Despite murky metaphorical reference to the exploitative warmongering that followed 9/11, Star Trek Into Darkness mostly keeps its symbolism focused on the still-fictional future and the wisdom awaiting us in a distant unknown. The sophisticated and wholly believable production design is at its best when depicting the advanced metropolises of 23rd-century San Francisco and London, but watching the Enterprise navigate the infinite expanse of outer space itself never fails to impress. The film’s visual spectacle, rife with frenetic editing and copious lens flares, is a shameless rush of pure entertainment and nicely buoys the otherwise serious subject matter.

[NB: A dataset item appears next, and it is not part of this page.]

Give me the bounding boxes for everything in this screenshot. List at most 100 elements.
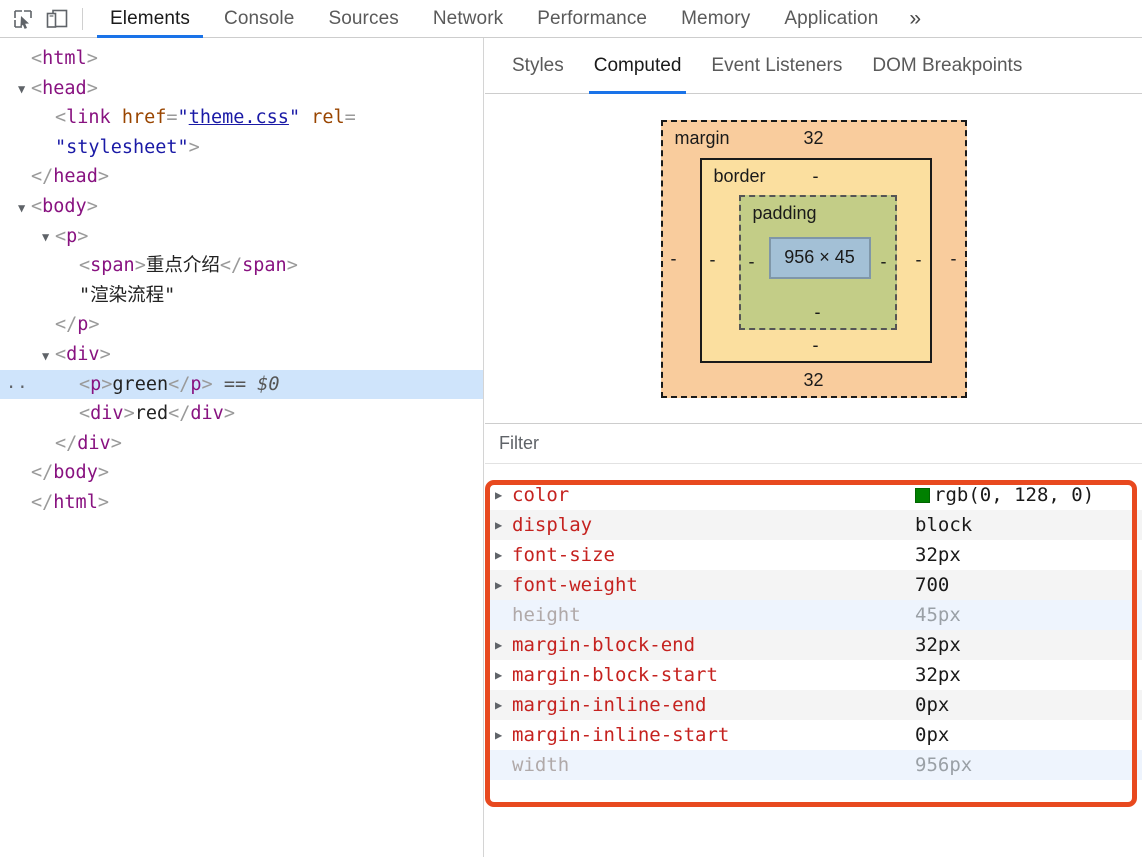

Kirk and Spock both acquire complementary lessons about the importance of vulnerability in the human condition, and the personal journey each character takes (into the proverbial “darkness,” natch) is met with equal parts substance and well-timed levity. At first glance, this Trek might sound like it casts a bleak shadow on a revered cultural staple, but with the help of its able and affable cast, nimble pacing and engrossing spectacle, Abrams’ Darkness actually shines one of the brightest lights you’ll likely see at the box office all summer.

 

Images courtesy of Paramount Pictures

2 Comments

  1. Who wrote this? A.A. Jabrams? Good grief! My mother would be abashed to be so laudatory. Lens flares indeed! To the extent that I almost began to cringe in anticipation of the next excess. Speaking of excessive,or at least strange…the adversaries pious dedication to the preservation of their staff and ‘family’ seem quite hollow as bodies fly off into the vacuum of space like dandelion spore before a summer wind without lament. And what exactly do all these multitudes do? Even given an Enterprise space ship (or the monstrous, testosterone-powered variant of the rogue Admiral, their numbers would seem excessive, unless the Enterprise and Federation are embarked on a Han-like seeding of population throughout the unknown universe. Sigh. I enjoyed it…but suffered.

  2. No, not that Bill. But all the same, Scottie, lock on these coordinates and beam me to a theater near me. After I see the show, I’ll get back to you. Bill out.